Presentations also were made by Los Angeles County Bar Association President Miriam Krinsky, state Assemblyman Robert Pacheco, R-Industry, Galpin Motors Vice President and General Counsel Alan J. Skobin, State Bar of California Board of Governors member Nancy Zamora, and Los Angeles Superior Court Presiding Judge Robert Dukes.

Dukes recalled a lunch with Antonovich several years ago at which they discussed a matter—Dukes said he did not recall what it was—of concern to the courts.

“I remember how intently the supervisor listened,” Dukes said. “And how caring and concerned he appeared to be.”

He also applauded the work Antonovich did to get the new courthouse in Antelope Valley and said he was pleased it would be named for the supervisor.

“We have the Stanley Mosk courthouse, we have the [Edmund] Edelman Children’s Court, it appears that we’ll have the Mildred Lillie law library,” Dukes said. “And I am pleased to see that we will finally have a Republican building.”

Many of the comments during the evening were in a similarly playful vein. For example, Judge told Antonovich that “this is one Judge that you can call on the telephone and not get in trouble for”—a reference to a controversial call Antonovich made in 1988 to Los Angeles Superior Court Judge Eric Younger to give a character reference for a campaign contributor who had a case in Younger’s court. The call was highly criticized and sparked a lawsuit and a $2 million verdict, later overturned, against the county.

Antonovich poked fun at the judges by telling Dukes the subject of the lunch conversation may have been Megaflex—the controversial benefits package that allows Los Angeles judges to earn more than their colleagues in other counties around the state.

The supervisor also had a special salute for Baca, whom he called “the most popular man on radio, television and the newspaper”—a reference to Baca’s call last month to a radio program to defend his support for increasing the vehicle license fee.

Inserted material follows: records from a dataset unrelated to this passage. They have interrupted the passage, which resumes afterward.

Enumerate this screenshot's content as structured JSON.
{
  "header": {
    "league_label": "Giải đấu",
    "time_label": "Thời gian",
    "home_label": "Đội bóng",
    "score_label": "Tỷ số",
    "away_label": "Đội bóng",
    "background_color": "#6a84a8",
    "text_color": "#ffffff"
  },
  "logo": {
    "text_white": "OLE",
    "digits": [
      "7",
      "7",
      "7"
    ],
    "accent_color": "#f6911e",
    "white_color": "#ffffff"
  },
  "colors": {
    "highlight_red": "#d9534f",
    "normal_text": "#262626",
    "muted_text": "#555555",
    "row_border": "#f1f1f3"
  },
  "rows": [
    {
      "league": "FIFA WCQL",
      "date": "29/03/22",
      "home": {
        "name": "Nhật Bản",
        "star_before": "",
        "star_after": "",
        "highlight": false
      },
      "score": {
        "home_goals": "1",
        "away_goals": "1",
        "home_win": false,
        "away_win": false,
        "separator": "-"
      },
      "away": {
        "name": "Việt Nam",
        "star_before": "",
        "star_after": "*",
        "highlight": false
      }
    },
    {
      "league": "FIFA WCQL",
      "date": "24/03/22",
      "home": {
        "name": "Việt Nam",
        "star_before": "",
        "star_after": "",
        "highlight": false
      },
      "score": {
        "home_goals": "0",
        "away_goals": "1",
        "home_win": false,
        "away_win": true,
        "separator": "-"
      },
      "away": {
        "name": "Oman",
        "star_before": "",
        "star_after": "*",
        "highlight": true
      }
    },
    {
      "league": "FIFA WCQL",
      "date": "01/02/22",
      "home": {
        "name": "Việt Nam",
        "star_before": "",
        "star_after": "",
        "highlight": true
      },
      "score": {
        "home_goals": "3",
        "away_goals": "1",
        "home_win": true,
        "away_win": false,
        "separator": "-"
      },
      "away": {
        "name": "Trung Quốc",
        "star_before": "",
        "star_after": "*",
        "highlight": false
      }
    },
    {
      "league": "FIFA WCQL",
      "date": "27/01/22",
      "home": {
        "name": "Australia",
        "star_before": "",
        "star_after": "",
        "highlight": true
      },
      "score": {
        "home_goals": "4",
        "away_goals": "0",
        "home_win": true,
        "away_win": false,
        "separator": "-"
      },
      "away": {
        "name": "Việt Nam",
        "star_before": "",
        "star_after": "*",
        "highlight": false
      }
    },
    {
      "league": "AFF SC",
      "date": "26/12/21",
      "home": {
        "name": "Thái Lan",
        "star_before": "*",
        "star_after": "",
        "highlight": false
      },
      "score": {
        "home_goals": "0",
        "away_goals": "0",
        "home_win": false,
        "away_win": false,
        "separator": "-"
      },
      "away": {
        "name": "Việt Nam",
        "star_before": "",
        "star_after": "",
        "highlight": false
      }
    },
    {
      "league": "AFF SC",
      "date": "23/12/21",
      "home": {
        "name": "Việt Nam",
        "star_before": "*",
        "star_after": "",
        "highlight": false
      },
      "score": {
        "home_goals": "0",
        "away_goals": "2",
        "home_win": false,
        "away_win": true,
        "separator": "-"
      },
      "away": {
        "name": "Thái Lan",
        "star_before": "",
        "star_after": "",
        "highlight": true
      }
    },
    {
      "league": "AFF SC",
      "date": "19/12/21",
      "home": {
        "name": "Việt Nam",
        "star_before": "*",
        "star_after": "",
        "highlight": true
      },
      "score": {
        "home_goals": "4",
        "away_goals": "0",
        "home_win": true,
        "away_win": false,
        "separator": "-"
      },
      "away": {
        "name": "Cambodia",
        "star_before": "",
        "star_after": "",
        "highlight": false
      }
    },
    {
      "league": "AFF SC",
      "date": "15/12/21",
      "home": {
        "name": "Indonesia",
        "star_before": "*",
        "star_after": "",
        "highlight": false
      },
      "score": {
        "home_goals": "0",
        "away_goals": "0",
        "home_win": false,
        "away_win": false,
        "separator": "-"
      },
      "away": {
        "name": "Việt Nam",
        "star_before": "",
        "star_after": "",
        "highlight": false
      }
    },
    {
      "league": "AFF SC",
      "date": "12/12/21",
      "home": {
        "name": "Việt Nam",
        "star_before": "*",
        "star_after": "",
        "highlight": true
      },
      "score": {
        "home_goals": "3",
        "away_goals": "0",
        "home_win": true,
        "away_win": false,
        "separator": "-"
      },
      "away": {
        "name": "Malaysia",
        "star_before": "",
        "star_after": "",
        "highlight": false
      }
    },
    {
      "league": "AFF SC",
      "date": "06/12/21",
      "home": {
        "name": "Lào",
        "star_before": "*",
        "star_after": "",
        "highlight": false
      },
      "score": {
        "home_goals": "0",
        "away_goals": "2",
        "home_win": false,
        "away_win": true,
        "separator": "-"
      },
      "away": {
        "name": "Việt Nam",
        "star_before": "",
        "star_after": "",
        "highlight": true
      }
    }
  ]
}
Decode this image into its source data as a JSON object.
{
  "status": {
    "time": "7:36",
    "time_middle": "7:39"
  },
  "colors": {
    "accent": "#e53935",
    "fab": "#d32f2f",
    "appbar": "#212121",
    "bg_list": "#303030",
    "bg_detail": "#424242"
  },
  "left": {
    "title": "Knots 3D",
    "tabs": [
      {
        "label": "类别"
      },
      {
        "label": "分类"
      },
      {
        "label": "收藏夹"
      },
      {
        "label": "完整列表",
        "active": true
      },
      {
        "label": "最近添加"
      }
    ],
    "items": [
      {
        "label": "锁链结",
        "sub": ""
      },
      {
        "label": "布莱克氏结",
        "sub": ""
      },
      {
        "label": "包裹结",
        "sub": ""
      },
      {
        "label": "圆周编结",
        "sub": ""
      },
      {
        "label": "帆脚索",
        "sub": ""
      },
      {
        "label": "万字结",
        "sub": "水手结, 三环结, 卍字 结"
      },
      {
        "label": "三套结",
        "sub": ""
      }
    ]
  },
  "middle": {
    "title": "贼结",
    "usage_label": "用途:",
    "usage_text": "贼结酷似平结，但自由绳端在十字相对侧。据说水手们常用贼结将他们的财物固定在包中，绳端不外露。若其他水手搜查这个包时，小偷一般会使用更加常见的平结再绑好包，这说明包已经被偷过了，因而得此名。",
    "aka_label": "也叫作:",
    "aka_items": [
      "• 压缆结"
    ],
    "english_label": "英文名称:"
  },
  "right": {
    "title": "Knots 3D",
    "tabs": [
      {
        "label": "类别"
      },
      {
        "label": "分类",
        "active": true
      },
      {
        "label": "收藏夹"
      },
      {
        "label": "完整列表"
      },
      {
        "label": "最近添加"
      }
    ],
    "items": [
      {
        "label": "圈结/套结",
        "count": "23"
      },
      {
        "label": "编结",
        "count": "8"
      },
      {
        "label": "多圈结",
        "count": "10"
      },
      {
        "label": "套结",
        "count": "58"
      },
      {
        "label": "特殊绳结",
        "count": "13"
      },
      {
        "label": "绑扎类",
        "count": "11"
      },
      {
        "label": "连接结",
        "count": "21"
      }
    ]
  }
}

The hosts of the KFI radio program said they did not believe officials would have “the gonads” to stand by the increase, and in his call to the station Baca reportedly said he would come to the station and “show you what I’ve got.”

The call sparked a Sheriff’s Department investigation pursuant to a policy drafted in the wake of a sexual harassment suit.

The Person of the Year award was presented by Metropolitan News-Enterprise Co-Publisher Jo-Ann Grace.

“There is no pretense, there is no bravado, no airs” with Antonovich, Grace said. “Mike fights effectively for the causes he embraces, and one of those causes has been the effective running of the courts. He has pushed repeatedly to assure resources for our courts and judicial system.”

Earlier in the evening, Court of Appeal Presiding Justice Paul Turner of this district’s Div. Five paid tribute to Presiding Justice Mildred Lillie of Div. Seven, who died last October at 87. Lillie was the longest-serving judicial officer in California history and one of the state’s first women jurists.

“Hers was a life of graceful, wholesome discipline,” Turner said, adding:

“We all have much to learn from her, and when we do, we will be better for the experience.”